Shauna leaned forward and slipped a nipple between my lips.
Our second time was better.
Our third was better again.
“Right beside your bed, though?” I had my head on Shauna’s belly, my cheek against her sweat-slick skin. Her stomach gurgled sweetly in my ear. I had no plans to go anywhere, ever.
“People used to have pictures like that around,” she said. “They knew how to look at them.”
It wasn’t that day but maybe a week later that she told me about samvega, a Pali word that means the shock you feel when you realize life is pointless, but then try to come up with a point.

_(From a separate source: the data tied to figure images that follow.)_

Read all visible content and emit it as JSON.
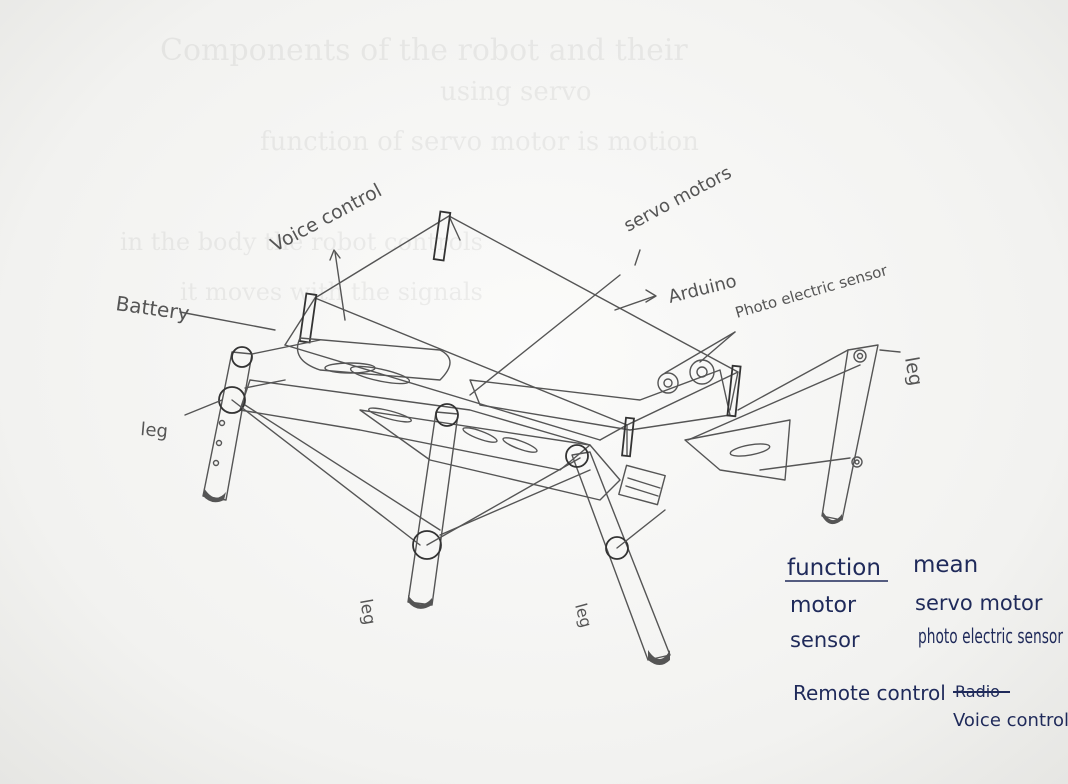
{
  "annotations": {
    "voice_control": "Voice control",
    "battery": "Battery",
    "servo_motors": "servo motors",
    "arduino": "Arduino",
    "photo_electric_sensor": "Photo electric sensor",
    "leg_front_left": "leg",
    "leg_bottom_left": "leg",
    "leg_bottom_center": "leg",
    "leg_right": "leg"
  },
  "legend": {
    "headers": [
      "function",
      "mean"
    ],
    "rows": [
      {
        "function": "motor",
        "mean": "servo motor"
      },
      {
        "function": "sensor",
        "mean": "photo electric sensor"
      },
      {
        "function": "Remote control",
        "mean_struck": "Radio",
        "mean": "Voice control"
      }
    ]
  },
  "colors": {
    "pencil": "#555555",
    "ink": "#1f2a5a",
    "paper": "#f4f4f2"
  }
}
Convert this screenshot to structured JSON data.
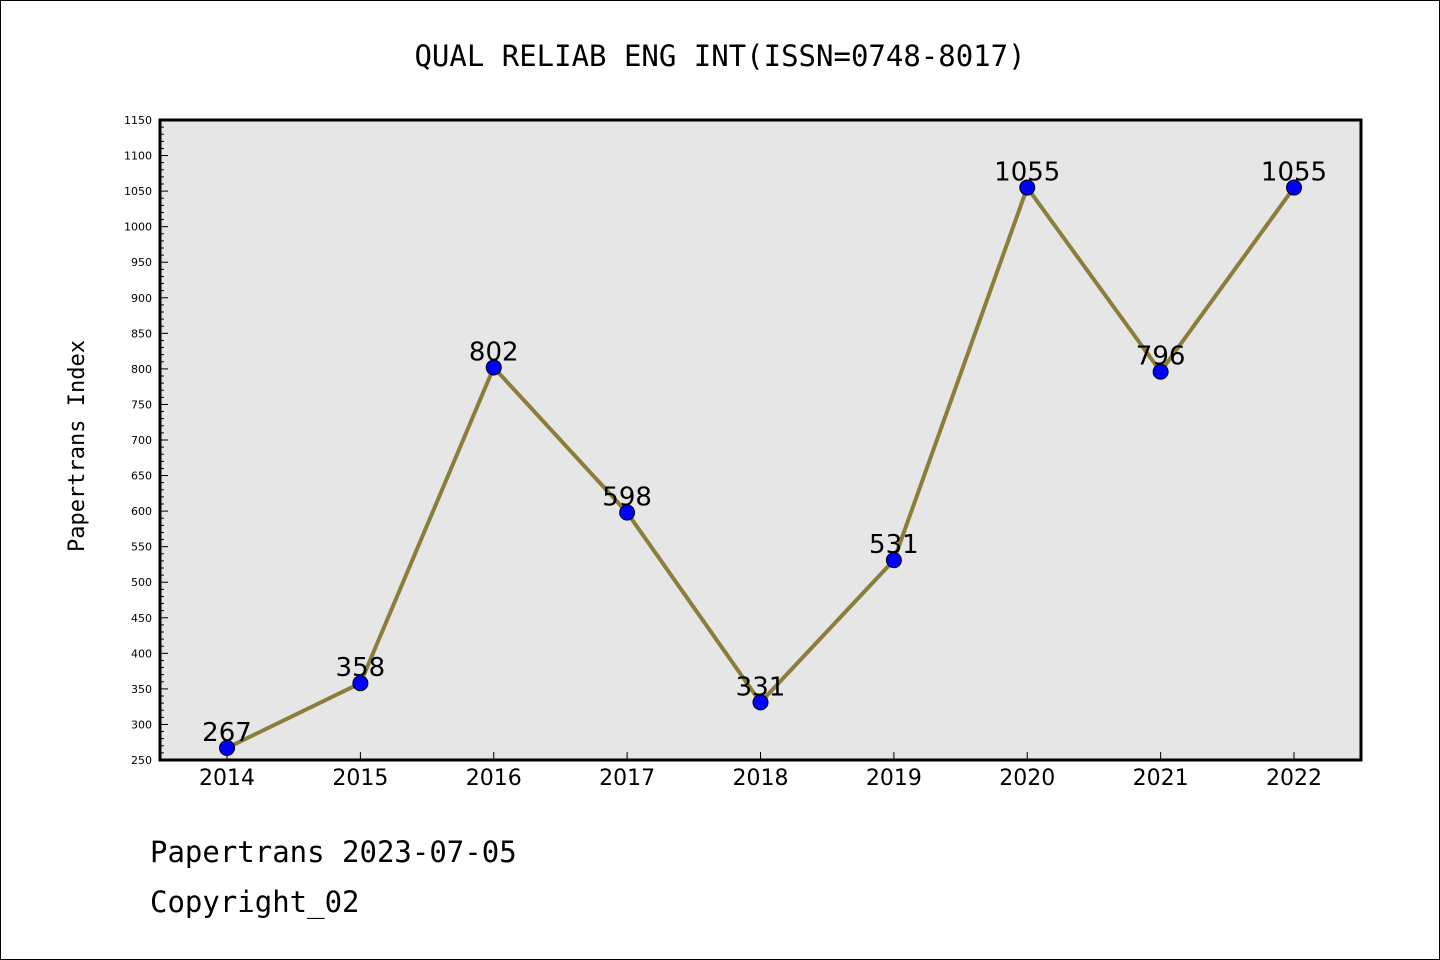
{
  "chart_data": {
    "type": "line",
    "title": "QUAL RELIAB ENG INT(ISSN=0748-8017)",
    "xlabel": "",
    "ylabel": "Papertrans Index",
    "categories": [
      "2014",
      "2015",
      "2016",
      "2017",
      "2018",
      "2019",
      "2020",
      "2021",
      "2022"
    ],
    "values": [
      267,
      358,
      802,
      598,
      331,
      531,
      1055,
      796,
      1055
    ],
    "data_labels": [
      "267",
      "358",
      "802",
      "598",
      "331",
      "531",
      "1055",
      "796",
      "1055"
    ],
    "ylim": [
      250,
      1150
    ],
    "yticks": [
      250,
      300,
      350,
      400,
      450,
      500,
      550,
      600,
      650,
      700,
      750,
      800,
      850,
      900,
      950,
      1000,
      1050,
      1100,
      1150
    ],
    "grid": false,
    "line_color": "#8b7d3a",
    "marker_color": "#0000ff",
    "plot_background": "#e6e6e6"
  },
  "footer": {
    "date_line": "Papertrans 2023-07-05",
    "copyright_line": "Copyright_02"
  }
}
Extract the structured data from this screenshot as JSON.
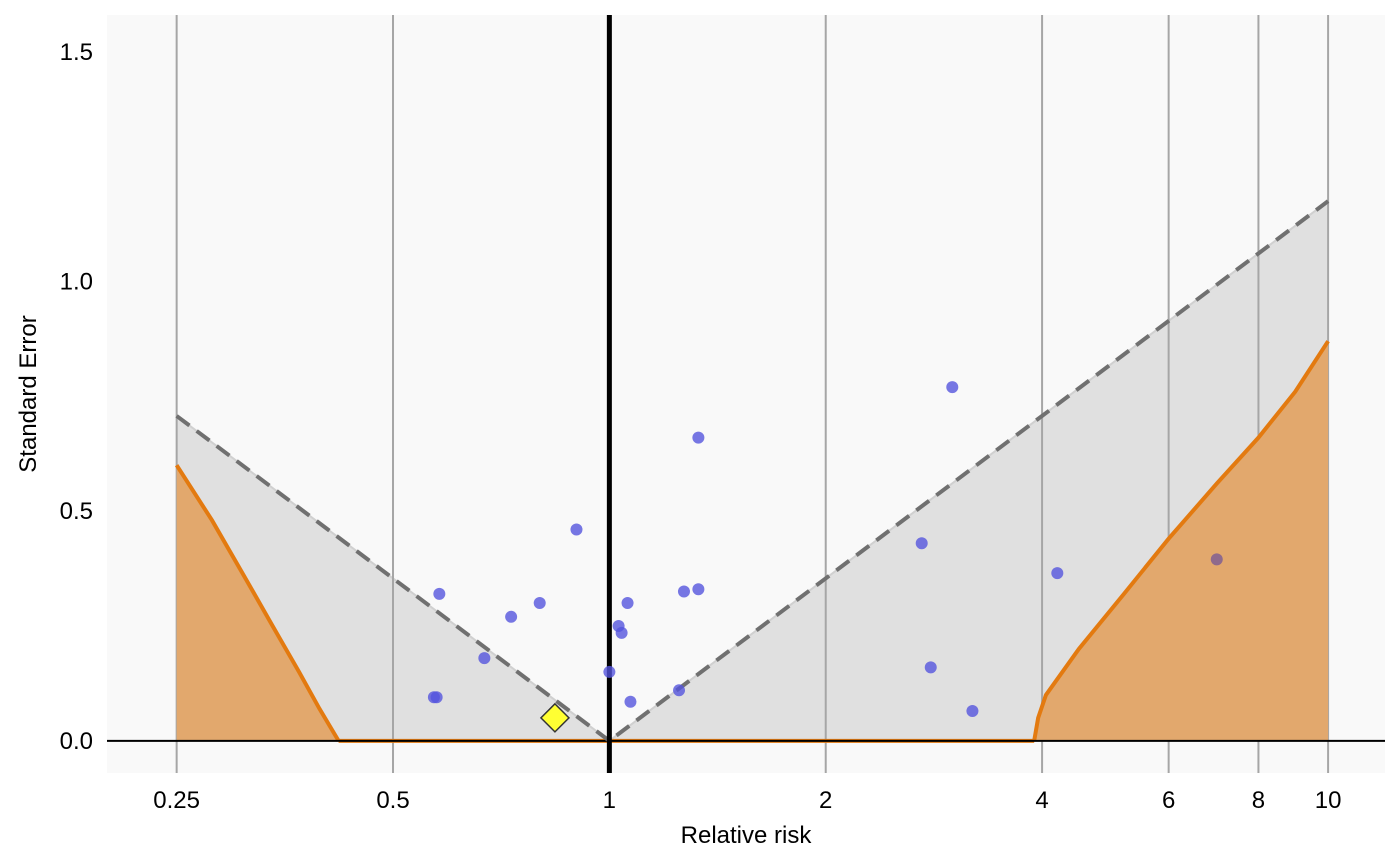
{
  "chart_data": {
    "type": "scatter",
    "title": "",
    "xlabel": "Relative risk",
    "ylabel": "Standard Error",
    "x_scale": "log",
    "xlim": [
      0.2,
      12
    ],
    "ylim": [
      -0.07,
      1.58
    ],
    "x_ticks": [
      {
        "value": 0.25,
        "label": "0.25"
      },
      {
        "value": 0.5,
        "label": "0.5"
      },
      {
        "value": 1,
        "label": "1"
      },
      {
        "value": 2,
        "label": "2"
      },
      {
        "value": 4,
        "label": "4"
      },
      {
        "value": 6,
        "label": "6"
      },
      {
        "value": 8,
        "label": "8"
      },
      {
        "value": 10,
        "label": "10"
      }
    ],
    "y_ticks": [
      {
        "value": 0.0,
        "label": "0.0"
      },
      {
        "value": 0.5,
        "label": "0.5"
      },
      {
        "value": 1.0,
        "label": "1.0"
      },
      {
        "value": 1.5,
        "label": "1.5"
      }
    ],
    "grid": "vertical",
    "reference_line_x": 1,
    "funnel": {
      "x_min": 0.25,
      "x_max": 10,
      "center": 1
    },
    "significance_region": {
      "left_curve": [
        [
          0.25,
          0.6
        ],
        [
          0.28,
          0.48
        ],
        [
          0.31,
          0.36
        ],
        [
          0.34,
          0.25
        ],
        [
          0.37,
          0.15
        ],
        [
          0.395,
          0.07
        ],
        [
          0.42,
          0.0
        ]
      ],
      "right_curve": [
        [
          3.9,
          0.0
        ],
        [
          3.95,
          0.05
        ],
        [
          4.05,
          0.1
        ],
        [
          4.5,
          0.2
        ],
        [
          5.2,
          0.32
        ],
        [
          6.0,
          0.44
        ],
        [
          7.0,
          0.56
        ],
        [
          8.0,
          0.66
        ],
        [
          9.0,
          0.76
        ],
        [
          10.0,
          0.87
        ]
      ]
    },
    "studies": [
      {
        "x": 0.57,
        "y": 0.095
      },
      {
        "x": 0.575,
        "y": 0.095
      },
      {
        "x": 0.58,
        "y": 0.32
      },
      {
        "x": 0.67,
        "y": 0.18
      },
      {
        "x": 0.73,
        "y": 0.27
      },
      {
        "x": 0.8,
        "y": 0.3
      },
      {
        "x": 0.9,
        "y": 0.46
      },
      {
        "x": 1.0,
        "y": 0.15
      },
      {
        "x": 1.03,
        "y": 0.25
      },
      {
        "x": 1.04,
        "y": 0.235
      },
      {
        "x": 1.06,
        "y": 0.3
      },
      {
        "x": 1.07,
        "y": 0.085
      },
      {
        "x": 1.25,
        "y": 0.11
      },
      {
        "x": 1.27,
        "y": 0.325
      },
      {
        "x": 1.33,
        "y": 0.33
      },
      {
        "x": 1.33,
        "y": 0.66
      },
      {
        "x": 2.72,
        "y": 0.43
      },
      {
        "x": 2.8,
        "y": 0.16
      },
      {
        "x": 3.0,
        "y": 0.77
      },
      {
        "x": 3.2,
        "y": 0.065
      },
      {
        "x": 4.2,
        "y": 0.365
      },
      {
        "x": 7.0,
        "y": 0.395
      }
    ],
    "pooled_estimate": {
      "x": 0.84,
      "y": 0.05
    },
    "colors": {
      "background": "#f9f9f9",
      "funnel_fill": "#e0e0e0",
      "significance_fill": "#e2a86d",
      "significance_line": "#e37a10",
      "point": "#5555dd",
      "point_significant": "#7b5a93",
      "pooled_fill": "#ffff33",
      "grid": "#a6a6a6",
      "dashed": "#707070",
      "reference": "#000000"
    }
  }
}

“It’s the consternation,” Shauna said, “but also the urgency. Death’s one of the only things that can hit you hard enough, supposably.” She’d do that with her words, say them like a li
ttle kid, especially when she caught herself in the middle of some big idea. Ambliance. Excape.
“I guess,” I said. We were in bed again. We were in bed most of the time in those early days, between shifts at YUMMY!, where we often manned opposite ends of the Hobart Sensotronic. She could load dirty dishes faster than I could unload clean ones, which drove me mad. Almost everything about her drove me mad.
“You suddenly realize this is all you have,” said Shauna. She patted the rumpled bedspread, which I took to be representative of the human condition in all its radical contingency. “You’d better get on with it.”
“It?”
Her stomach whistled like a whale.
“What if the it is us?” I said. “What if it’s us?”
“Huh,” she said.
It wasn’t for another month or so that she told me she was pregnant. “Six weeks,” she said, and let that sink in. We’d been together five.
“Ah,” I said. I was shocked, but not deeply enough. It wasn’t until the baby was born that I felt it all the way down. Little Lucy (it was to be that or Lionel, after my dad), covered in goo from the inside of Shauna’s body. Lucy had been nothing, and now she was something, and someday she’d be nothing again. Shock, and this sudden sense that maybe in some weird way stuff actually mattered.
The other thing with Shauna was that she lied a lot. She still does. There was no Aunt Lucy — Shauna had snipped the photo from a liberry book and made up a story to go with it. Also, she wasn’t pregnant when we met, that was to give me an excuse to bail if I wasn’t all in. We figure she got pregnant that very first day we made love.